Microsoft Pauses Meltdown Patches For Some AMD Processors, Blames AMD

Like every major tech company, Microsoft has been pushing out updates to help mitigate the unprecedented vulnerabilities known as Meltdown and Spectre. But some Windows users found that the update rendered their PCs unusable, and now Microsoft has paused the update in some cases until it can fix the problem.

Image Source: Microsoft/Graz University of Technology/Natascha Eibl

Last week, complaints started appearing on Microsoft discussion boards with users saying they encountered a boot failure after updating. Multiple outlets claimed the update was "bricking" PCs. That wasn't exactly the case, but some unfortunate people with AMD processors did find themselves having to perform a reinstall.

The Verge points out that Microsoft has issued a statement on its blog addressing the problem. It reads in part:

Microsoft has reports of customers with some AMD devices getting into an unbootable state after installing recent Windows operating system security updates. After investigating, Microsoft has determined that some AMD chipsets do not conform to the documentation previously provided to Microsoft to develop the Windows operating system mitigations to protect against the chipset vulnerabilities known as Spectre and Meltdown.

Microsoft did not go into detail on which devices are causing issues and the statement refers all device-specific questions to AMD. We reached out to AMD to request a list of affected devices and but had not heard back at time of writing.

Intel has received the bulk of the criticism surrounding this particular security Armageddon. Most of its processors manufactured after 1995 include the Meltdown and Spectre vulnerabilities. Researchers at Google's Project Zero explained last week that Meltdown is the scariest of the two issues and is primarily a problem for Intel. The vulnerability takes advantage of a technique called speculative execution, which improves CPU performance by predicting future calculations that it might need to make. Intel heavily relies on this process. Meltdown gives a bad actor the opportunity to access the memory sitting between the operating system and the programs it runs. Spectre, on the other hand, is only an issue inside web browsers, but it's also a problem for some AMD and ARM processors, as well as Intel.

Microsoft, Google, Amazon and Apple have all rolled out patches for their services in the last week. In its statement regarding the latest update, Apple said Spectre's techniques "are extremely difficult to exploit, even by an app running locally on a Mac or iOS device", but "they can be potentially exploited in JavaScript running in a web browser".

While Microsoft is getting this all worked out, you should be careful with Javascript ads and popups in the browser. And if you've already downloaded the updates and encountered boot problems, Microsoft has troubleshooting help for Windows 10, Windows 8.1 and Windows 7. If you're still running Vista, for the love of God, stop running Vista.

While Google and Amazon have reported that they have seen "negligible impact" on performance from security fixes, it seems that initial fears that patches will harm performance are a reality. This is an architectural issue and it can't simply be fixed with a patch. Microsoft and others are just distributing a workaround that should help with protection but doesn't solve the issue.

Intel's CEO Brian Krzanich made his previously scheduled appearance at CES on Monday night local time and confirmed that in rare cases, processors could see up to a 30 per cent hit in performance. According to Bloomberg, he told attendees, "we believe the performance impact of these updates is highly workload-dependent."

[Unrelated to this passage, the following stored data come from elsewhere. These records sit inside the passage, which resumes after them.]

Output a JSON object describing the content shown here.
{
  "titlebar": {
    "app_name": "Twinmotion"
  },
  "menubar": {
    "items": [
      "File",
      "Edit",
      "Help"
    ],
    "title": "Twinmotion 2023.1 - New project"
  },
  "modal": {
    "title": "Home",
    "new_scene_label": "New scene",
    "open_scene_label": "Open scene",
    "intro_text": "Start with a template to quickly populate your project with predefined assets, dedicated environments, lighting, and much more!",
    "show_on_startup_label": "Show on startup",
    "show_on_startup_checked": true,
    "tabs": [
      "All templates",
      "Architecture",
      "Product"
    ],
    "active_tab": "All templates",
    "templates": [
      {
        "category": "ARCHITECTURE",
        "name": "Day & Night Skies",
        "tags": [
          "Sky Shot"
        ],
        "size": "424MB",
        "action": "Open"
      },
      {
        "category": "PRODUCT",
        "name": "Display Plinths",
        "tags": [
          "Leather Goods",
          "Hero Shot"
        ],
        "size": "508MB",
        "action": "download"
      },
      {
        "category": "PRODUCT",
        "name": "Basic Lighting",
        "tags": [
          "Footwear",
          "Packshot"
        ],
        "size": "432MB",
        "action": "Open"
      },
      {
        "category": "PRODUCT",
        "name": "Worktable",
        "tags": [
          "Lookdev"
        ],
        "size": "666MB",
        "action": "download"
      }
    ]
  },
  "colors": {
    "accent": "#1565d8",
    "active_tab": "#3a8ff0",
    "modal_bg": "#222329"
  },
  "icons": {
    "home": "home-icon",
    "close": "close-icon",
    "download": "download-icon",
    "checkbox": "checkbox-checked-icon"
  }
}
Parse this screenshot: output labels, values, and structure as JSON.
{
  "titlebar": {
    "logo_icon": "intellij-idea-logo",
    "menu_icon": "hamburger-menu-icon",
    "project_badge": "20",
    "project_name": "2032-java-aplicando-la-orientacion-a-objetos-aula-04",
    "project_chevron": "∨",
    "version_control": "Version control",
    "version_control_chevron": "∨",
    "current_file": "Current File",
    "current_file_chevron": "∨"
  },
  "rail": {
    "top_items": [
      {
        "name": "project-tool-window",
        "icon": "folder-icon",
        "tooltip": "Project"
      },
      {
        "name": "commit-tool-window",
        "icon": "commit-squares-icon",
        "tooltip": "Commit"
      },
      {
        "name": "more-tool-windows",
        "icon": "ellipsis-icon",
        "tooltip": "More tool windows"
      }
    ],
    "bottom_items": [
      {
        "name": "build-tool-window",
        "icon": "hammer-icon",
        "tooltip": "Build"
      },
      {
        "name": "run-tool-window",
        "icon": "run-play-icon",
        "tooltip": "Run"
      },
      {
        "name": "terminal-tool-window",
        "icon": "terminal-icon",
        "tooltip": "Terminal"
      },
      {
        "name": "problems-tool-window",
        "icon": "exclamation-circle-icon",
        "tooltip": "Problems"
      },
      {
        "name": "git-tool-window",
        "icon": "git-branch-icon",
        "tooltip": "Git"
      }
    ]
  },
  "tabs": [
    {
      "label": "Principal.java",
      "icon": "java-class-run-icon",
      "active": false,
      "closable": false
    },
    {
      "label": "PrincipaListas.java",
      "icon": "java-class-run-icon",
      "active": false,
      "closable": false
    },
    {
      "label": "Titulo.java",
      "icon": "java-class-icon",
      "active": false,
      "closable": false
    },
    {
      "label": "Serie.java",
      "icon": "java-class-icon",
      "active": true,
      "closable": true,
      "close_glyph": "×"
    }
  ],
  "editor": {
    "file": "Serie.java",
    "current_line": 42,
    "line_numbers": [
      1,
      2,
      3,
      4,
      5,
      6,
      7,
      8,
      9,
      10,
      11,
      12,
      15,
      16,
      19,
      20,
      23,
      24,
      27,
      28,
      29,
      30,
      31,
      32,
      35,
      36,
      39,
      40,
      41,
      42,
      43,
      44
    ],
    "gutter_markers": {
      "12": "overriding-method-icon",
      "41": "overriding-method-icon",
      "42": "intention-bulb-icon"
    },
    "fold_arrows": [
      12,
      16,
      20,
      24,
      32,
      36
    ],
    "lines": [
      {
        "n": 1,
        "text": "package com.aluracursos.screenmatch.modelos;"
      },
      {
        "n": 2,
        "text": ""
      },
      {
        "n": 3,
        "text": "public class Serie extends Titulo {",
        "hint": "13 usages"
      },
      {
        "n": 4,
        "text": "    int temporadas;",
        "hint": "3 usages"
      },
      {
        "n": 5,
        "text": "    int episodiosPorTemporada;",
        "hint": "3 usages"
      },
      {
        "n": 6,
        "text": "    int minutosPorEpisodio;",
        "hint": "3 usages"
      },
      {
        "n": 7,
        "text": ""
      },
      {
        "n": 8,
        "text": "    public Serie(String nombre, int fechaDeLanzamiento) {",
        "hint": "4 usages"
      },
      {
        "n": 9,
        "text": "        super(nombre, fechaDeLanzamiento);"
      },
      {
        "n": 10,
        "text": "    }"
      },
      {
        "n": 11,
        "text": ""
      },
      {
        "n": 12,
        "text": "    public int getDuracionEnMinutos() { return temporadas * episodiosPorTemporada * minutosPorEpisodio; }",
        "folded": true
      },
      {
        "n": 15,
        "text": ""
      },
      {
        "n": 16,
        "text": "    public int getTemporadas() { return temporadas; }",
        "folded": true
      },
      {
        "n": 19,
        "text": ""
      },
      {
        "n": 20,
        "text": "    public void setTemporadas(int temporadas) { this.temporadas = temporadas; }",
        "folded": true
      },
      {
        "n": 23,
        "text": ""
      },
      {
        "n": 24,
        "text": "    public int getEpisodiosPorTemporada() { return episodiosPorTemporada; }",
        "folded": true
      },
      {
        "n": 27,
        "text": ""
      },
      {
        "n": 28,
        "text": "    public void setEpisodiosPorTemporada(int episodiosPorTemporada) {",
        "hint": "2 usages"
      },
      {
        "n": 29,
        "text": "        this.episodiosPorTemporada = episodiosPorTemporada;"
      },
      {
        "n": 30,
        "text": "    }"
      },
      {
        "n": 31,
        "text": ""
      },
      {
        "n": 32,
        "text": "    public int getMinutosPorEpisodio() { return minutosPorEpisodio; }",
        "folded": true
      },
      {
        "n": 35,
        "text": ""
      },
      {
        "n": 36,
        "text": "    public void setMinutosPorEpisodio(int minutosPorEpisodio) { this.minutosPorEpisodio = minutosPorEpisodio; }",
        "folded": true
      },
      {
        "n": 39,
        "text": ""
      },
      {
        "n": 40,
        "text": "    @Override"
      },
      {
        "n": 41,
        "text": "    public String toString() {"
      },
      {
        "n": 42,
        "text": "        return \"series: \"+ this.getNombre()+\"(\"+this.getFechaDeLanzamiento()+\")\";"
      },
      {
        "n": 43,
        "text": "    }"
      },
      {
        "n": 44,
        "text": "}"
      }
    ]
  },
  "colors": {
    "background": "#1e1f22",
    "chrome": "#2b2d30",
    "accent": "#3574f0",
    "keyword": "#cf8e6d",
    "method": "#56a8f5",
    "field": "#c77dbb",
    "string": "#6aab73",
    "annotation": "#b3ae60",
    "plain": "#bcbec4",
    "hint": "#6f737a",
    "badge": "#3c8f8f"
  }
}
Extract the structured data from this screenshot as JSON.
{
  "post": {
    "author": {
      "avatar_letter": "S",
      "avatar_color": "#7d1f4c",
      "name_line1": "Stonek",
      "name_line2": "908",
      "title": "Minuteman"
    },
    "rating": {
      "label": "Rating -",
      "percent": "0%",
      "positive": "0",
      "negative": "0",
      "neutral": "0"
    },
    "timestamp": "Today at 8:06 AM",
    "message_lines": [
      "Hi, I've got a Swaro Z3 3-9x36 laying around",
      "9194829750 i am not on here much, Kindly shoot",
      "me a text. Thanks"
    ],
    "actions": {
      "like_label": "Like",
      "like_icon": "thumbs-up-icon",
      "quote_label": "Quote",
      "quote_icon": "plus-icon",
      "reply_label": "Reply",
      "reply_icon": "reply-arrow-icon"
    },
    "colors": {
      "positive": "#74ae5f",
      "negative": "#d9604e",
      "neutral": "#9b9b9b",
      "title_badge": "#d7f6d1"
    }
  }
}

Also, in case you were wondering, the NSA has officially denied that it was previously aware of the vulnerabilities. Sure, guys.

[Microsoft via The Verge]



    Ermm, Spectre is not just an issue inside web browsers - any application is capable of exploiting Spectre. The point about web browsers is that remote code exploits are also possible using JavaScript through web browsers, this this becomes a significantly greater risk for those meandering about the web.

    Ok so when are they going to own the constant bricking of non tested forced updates which has nothing to do with anything but themselves? IT industry is a consequence free joke.

    But hey, letting Windows update any time it wants and trying to stop the user controlling the updates is a good thing, right?

    #facepalm Microsoft screwed up guys, no two ways about it. AMD has stated both openly and in the Linux kernel mailing lists that their processors are completely unaffected by Meltdown. They handle kernel security by assuming that user space code on the system won't behave and from what I understand have a completely separate memory area just for the kernel.

    You guys really need to up your research game. You'll find that unless Microsoft ignored AMD's commit to the Linux Kernel that was literally "if manufacturer not AMD set insecure flag" the issue is actually to do with Microsofts handling of Spectre which AMD isn't as vulnerable to because you still wouldn't be able to get access to kernel memory but... I'm guessing Microsoft assumed that you could soooo.